Tools to extract text from powerpoint pptx in linux?
If you can process the files in bash
, this one-liner will unpack all the text:
unzip -qc "$1" ppt/slides/slide*.xml | grep -oP '(?<=\<a:t\>).*?(?=\</a:t\>)'
Just pass it the pptx file as $1
, and it will write the text into file $2
. The content of each slide will not appear in presentation order, and there will be no labels or anything, so you'll need a few more lines of script and a temp directory to get a more readable listing.

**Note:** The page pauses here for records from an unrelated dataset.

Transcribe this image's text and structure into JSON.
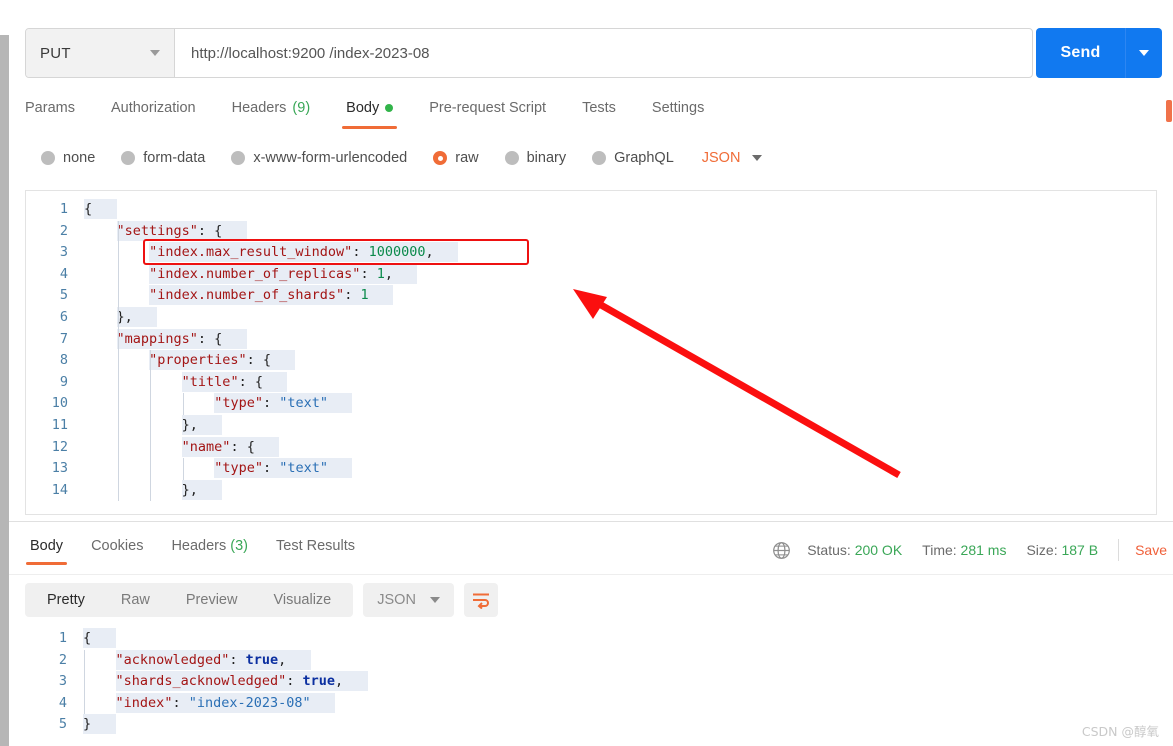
{
  "request": {
    "method": "PUT",
    "url": "http://localhost:9200 /index-2023-08",
    "send_label": "Send",
    "tabs": [
      {
        "label": "Params",
        "count": "",
        "dot": false,
        "active": false
      },
      {
        "label": "Authorization",
        "count": "",
        "dot": false,
        "active": false
      },
      {
        "label": "Headers",
        "count": "(9)",
        "dot": false,
        "active": false
      },
      {
        "label": "Body",
        "count": "",
        "dot": true,
        "active": true
      },
      {
        "label": "Pre-request Script",
        "count": "",
        "dot": false,
        "active": false
      },
      {
        "label": "Tests",
        "count": "",
        "dot": false,
        "active": false
      },
      {
        "label": "Settings",
        "count": "",
        "dot": false,
        "active": false
      }
    ],
    "body_types": [
      {
        "label": "none",
        "checked": false
      },
      {
        "label": "form-data",
        "checked": false
      },
      {
        "label": "x-www-form-urlencoded",
        "checked": false
      },
      {
        "label": "raw",
        "checked": true
      },
      {
        "label": "binary",
        "checked": false
      },
      {
        "label": "GraphQL",
        "checked": false
      }
    ],
    "body_format": "JSON",
    "body_lines": [
      {
        "n": "1",
        "indent": 0,
        "tokens": [
          {
            "t": "punc",
            "v": "{"
          }
        ]
      },
      {
        "n": "2",
        "indent": 1,
        "tokens": [
          {
            "t": "key",
            "v": "\"settings\""
          },
          {
            "t": "punc",
            "v": ": {"
          }
        ]
      },
      {
        "n": "3",
        "indent": 2,
        "tokens": [
          {
            "t": "key",
            "v": "\"index.max_result_window\""
          },
          {
            "t": "punc",
            "v": ": "
          },
          {
            "t": "num",
            "v": "1000000"
          },
          {
            "t": "punc",
            "v": ","
          }
        ]
      },
      {
        "n": "4",
        "indent": 2,
        "tokens": [
          {
            "t": "key",
            "v": "\"index.number_of_replicas\""
          },
          {
            "t": "punc",
            "v": ": "
          },
          {
            "t": "num",
            "v": "1"
          },
          {
            "t": "punc",
            "v": ","
          }
        ]
      },
      {
        "n": "5",
        "indent": 2,
        "tokens": [
          {
            "t": "key",
            "v": "\"index.number_of_shards\""
          },
          {
            "t": "punc",
            "v": ": "
          },
          {
            "t": "num",
            "v": "1"
          }
        ]
      },
      {
        "n": "6",
        "indent": 1,
        "tokens": [
          {
            "t": "punc",
            "v": "},"
          }
        ]
      },
      {
        "n": "7",
        "indent": 1,
        "tokens": [
          {
            "t": "key",
            "v": "\"mappings\""
          },
          {
            "t": "punc",
            "v": ": {"
          }
        ]
      },
      {
        "n": "8",
        "indent": 2,
        "tokens": [
          {
            "t": "key",
            "v": "\"properties\""
          },
          {
            "t": "punc",
            "v": ": {"
          }
        ]
      },
      {
        "n": "9",
        "indent": 3,
        "tokens": [
          {
            "t": "key",
            "v": "\"title\""
          },
          {
            "t": "punc",
            "v": ": {"
          }
        ]
      },
      {
        "n": "10",
        "indent": 4,
        "tokens": [
          {
            "t": "key",
            "v": "\"type\""
          },
          {
            "t": "punc",
            "v": ": "
          },
          {
            "t": "str",
            "v": "\"text\""
          }
        ]
      },
      {
        "n": "11",
        "indent": 3,
        "tokens": [
          {
            "t": "punc",
            "v": "},"
          }
        ]
      },
      {
        "n": "12",
        "indent": 3,
        "tokens": [
          {
            "t": "key",
            "v": "\"name\""
          },
          {
            "t": "punc",
            "v": ": {"
          }
        ]
      },
      {
        "n": "13",
        "indent": 4,
        "tokens": [
          {
            "t": "key",
            "v": "\"type\""
          },
          {
            "t": "punc",
            "v": ": "
          },
          {
            "t": "str",
            "v": "\"text\""
          }
        ]
      },
      {
        "n": "14",
        "indent": 3,
        "tokens": [
          {
            "t": "punc",
            "v": "},"
          }
        ]
      }
    ]
  },
  "annotation": {
    "highlight_color": "#ee1111",
    "arrow_color": "#fb0f0f",
    "highlighted_line": "\"index.max_result_window\": 1000000,"
  },
  "response": {
    "tabs": [
      {
        "label": "Body",
        "count": "",
        "active": true
      },
      {
        "label": "Cookies",
        "count": "",
        "active": false
      },
      {
        "label": "Headers",
        "count": "(3)",
        "active": false
      },
      {
        "label": "Test Results",
        "count": "",
        "active": false
      }
    ],
    "meta": {
      "status_label": "Status:",
      "status_value": "200 OK",
      "time_label": "Time:",
      "time_value": "281 ms",
      "size_label": "Size:",
      "size_value": "187 B",
      "save_label": "Save",
      "save_label_right": "Save"
    },
    "view_modes": [
      {
        "label": "Pretty",
        "active": true
      },
      {
        "label": "Raw",
        "active": false
      },
      {
        "label": "Preview",
        "active": false
      },
      {
        "label": "Visualize",
        "active": false
      }
    ],
    "format": "JSON",
    "body_lines": [
      {
        "n": "1",
        "indent": 0,
        "tokens": [
          {
            "t": "punc",
            "v": "{"
          }
        ]
      },
      {
        "n": "2",
        "indent": 1,
        "tokens": [
          {
            "t": "key",
            "v": "\"acknowledged\""
          },
          {
            "t": "punc",
            "v": ": "
          },
          {
            "t": "bool",
            "v": "true"
          },
          {
            "t": "punc",
            "v": ","
          }
        ]
      },
      {
        "n": "3",
        "indent": 1,
        "tokens": [
          {
            "t": "key",
            "v": "\"shards_acknowledged\""
          },
          {
            "t": "punc",
            "v": ": "
          },
          {
            "t": "bool",
            "v": "true"
          },
          {
            "t": "punc",
            "v": ","
          }
        ]
      },
      {
        "n": "4",
        "indent": 1,
        "tokens": [
          {
            "t": "key",
            "v": "\"index\""
          },
          {
            "t": "punc",
            "v": ": "
          },
          {
            "t": "str",
            "v": "\"index-2023-08\""
          }
        ]
      },
      {
        "n": "5",
        "indent": 0,
        "tokens": [
          {
            "t": "punc",
            "v": "}"
          }
        ]
      }
    ]
  },
  "watermark": "CSDN @醇氧",
  "colors": {
    "accent_orange": "#f06c37",
    "send_blue": "#1179f0",
    "status_green": "#3aa757"
  }
}
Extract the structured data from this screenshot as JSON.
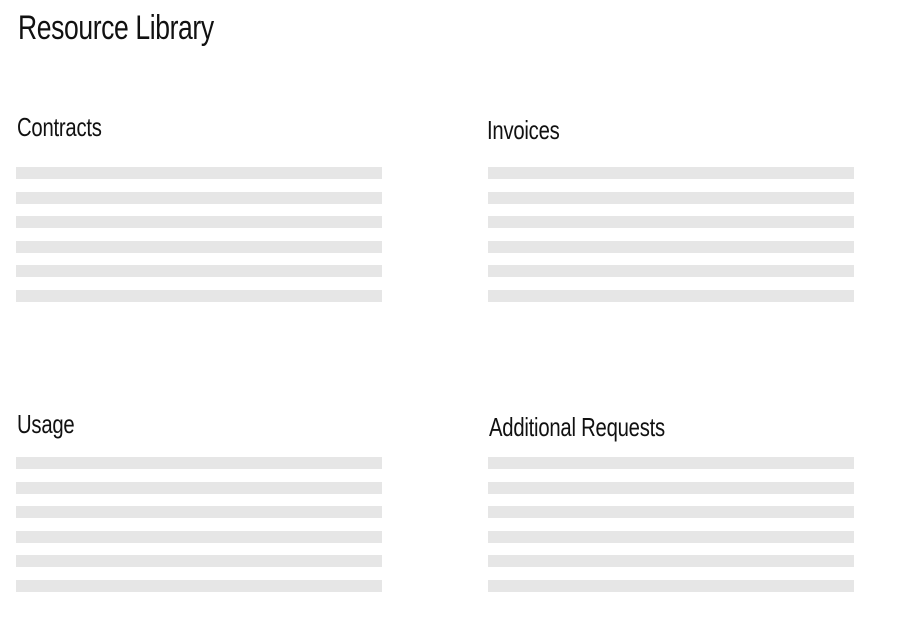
{
  "page": {
    "title": "Resource Library"
  },
  "sections": [
    {
      "id": "contracts",
      "title": "Contracts",
      "placeholder_lines": 6
    },
    {
      "id": "invoices",
      "title": "Invoices",
      "placeholder_lines": 6
    },
    {
      "id": "usage",
      "title": "Usage",
      "placeholder_lines": 6
    },
    {
      "id": "additional-requests",
      "title": "Additional Requests",
      "placeholder_lines": 6
    }
  ],
  "colors": {
    "text": "#111111",
    "placeholder": "#e6e6e6",
    "background": "#ffffff"
  }
}
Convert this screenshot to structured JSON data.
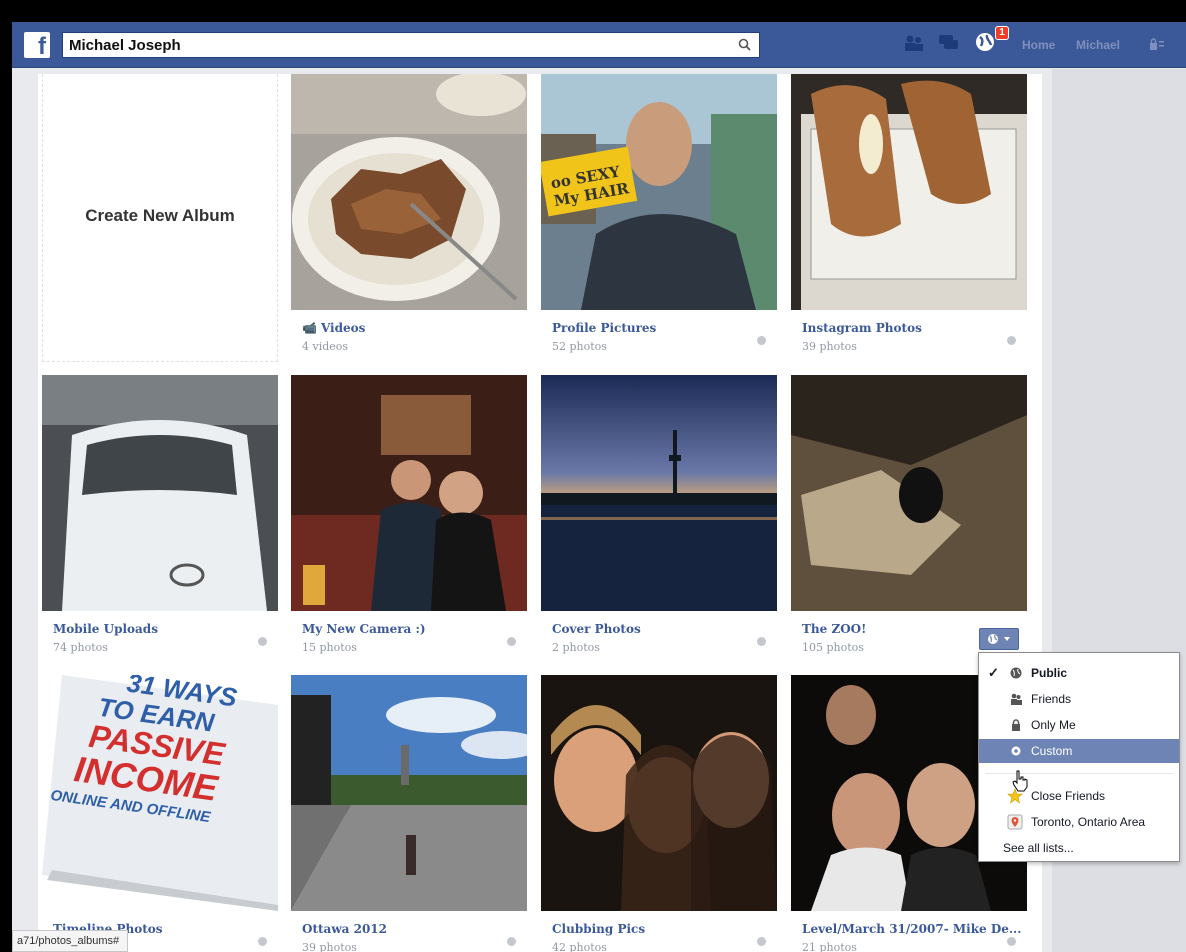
{
  "header": {
    "logo": "f",
    "search_value": "Michael Joseph",
    "notifications_count": "1",
    "nav": [
      "Home",
      "Michael"
    ]
  },
  "create_album": {
    "label": "Create New Album"
  },
  "albums": [
    {
      "title": "Videos",
      "count": "4 videos",
      "privacy": "",
      "is_video": true
    },
    {
      "title": "Profile Pictures",
      "count": "52 photos"
    },
    {
      "title": "Instagram Photos",
      "count": "39 photos"
    },
    {
      "title": "Mobile Uploads",
      "count": "74 photos"
    },
    {
      "title": "My New Camera :)",
      "count": "15 photos"
    },
    {
      "title": "Cover Photos",
      "count": "2 photos"
    },
    {
      "title": "The ZOO!",
      "count": "105 photos"
    },
    {
      "title": "Timeline Photos",
      "count": ""
    },
    {
      "title": "Ottawa 2012",
      "count": "39 photos"
    },
    {
      "title": "Clubbing Pics",
      "count": "42 photos"
    },
    {
      "title": "Level/March 31/2007- Mike De...",
      "count": "21 photos"
    }
  ],
  "thumb_text": {
    "profile_sign": [
      "oo SEXY",
      "My HAIR"
    ],
    "book": [
      "31 WAYS",
      "TO EARN",
      "PASSIVE",
      "INCOME",
      "ONLINE AND OFFLINE"
    ]
  },
  "privacy_menu": {
    "selected": "Public",
    "items": [
      "Public",
      "Friends",
      "Only Me",
      "Custom"
    ],
    "lists": [
      "Close Friends",
      "Toronto, Ontario Area"
    ],
    "see_all": "See all lists..."
  },
  "status_bar": {
    "url": "a71/photos_albums#"
  },
  "colors": {
    "brand": "#3b5998",
    "menu_highlight": "#6d84b4",
    "badge": "#f03d25"
  }
}
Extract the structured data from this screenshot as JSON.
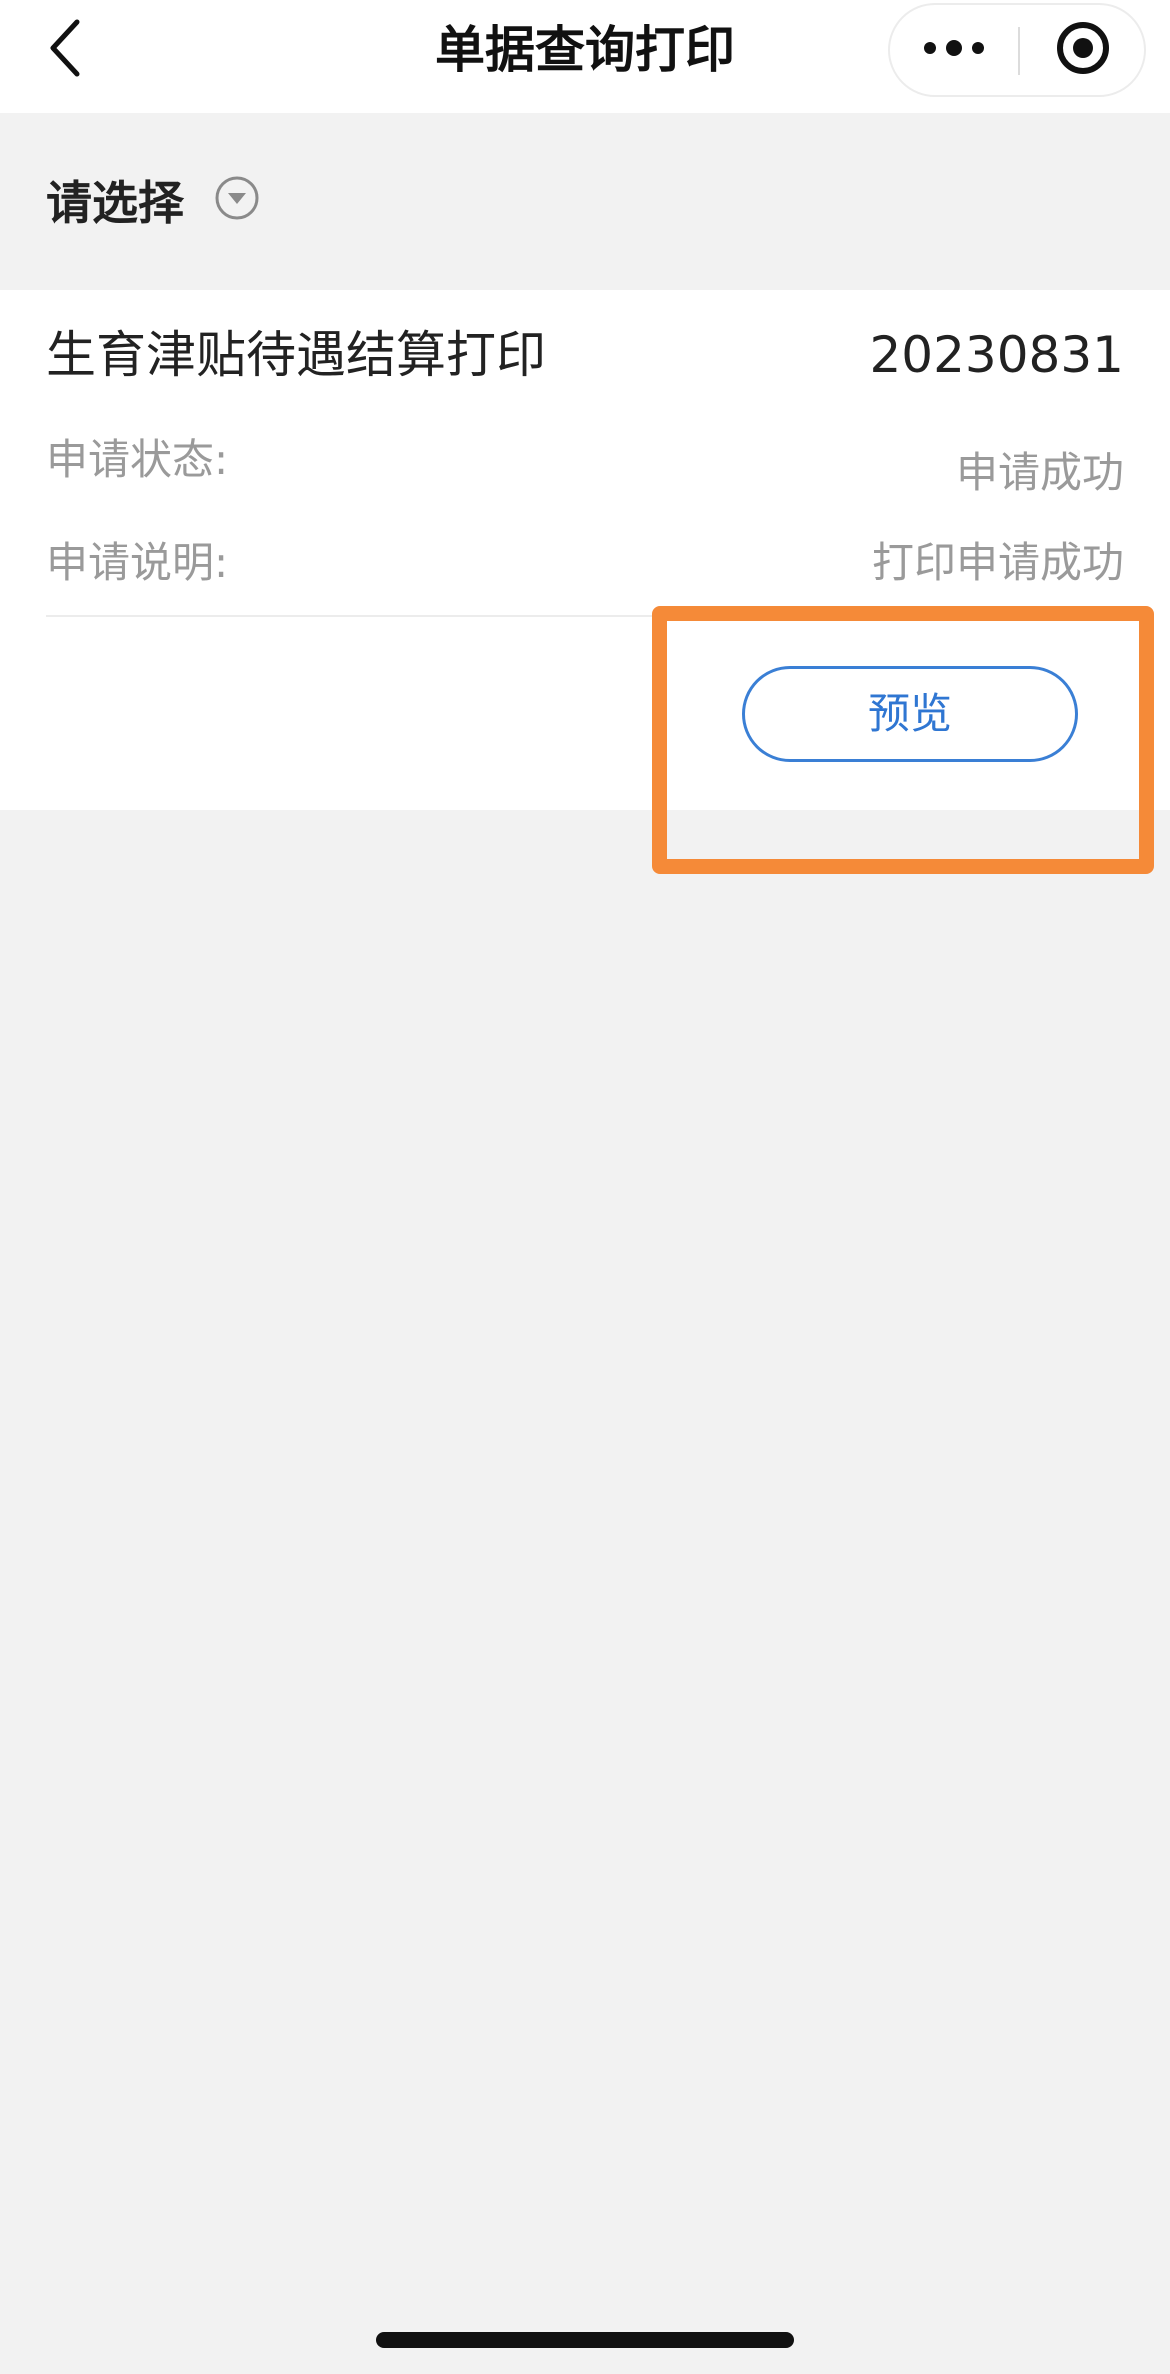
{
  "navbar": {
    "title": "单据查询打印",
    "back_icon": "chevron-left-icon",
    "more_icon": "more-dots-icon",
    "close_icon": "target-circle-icon"
  },
  "filter": {
    "label": "请选择",
    "icon": "dropdown-circle-icon"
  },
  "record": {
    "title": "生育津贴待遇结算打印",
    "date": "20230831",
    "fields": [
      {
        "label": "申请状态:",
        "value": "申请成功"
      },
      {
        "label": "申请说明:",
        "value": "打印申请成功"
      }
    ],
    "preview_label": "预览"
  },
  "colors": {
    "accent_blue": "#2f76d2",
    "highlight_orange": "#f58a38",
    "background": "#f2f2f2"
  }
}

Since you have Abiword installed you can just make a PDF first
libreoffice --headless --convert-to pdf filename.pptx
And then use abiword to convert the pdf to txt
abiword --to=txt filename.pdf
If you add .zip at the end of the filename (i.e Presentation1.pptx.zip
) you can then unzip the document and view it's indvidual components.
In this resulting zip file there is the following directory \Presentation1.pptx.zip\ppt\slides
. This contaions .xml files named after each individual slide. If you open one of these files you will see that any entered text is wrapped in <a:t>
tags.
For example: <a:t>TEST</a:t>
This is as far as I can help you, but hopefully it's enough.
EDIT: As a side-note, the same process works for Word Documents as well. It's quite useful if you ever need to extract images from a Word Document.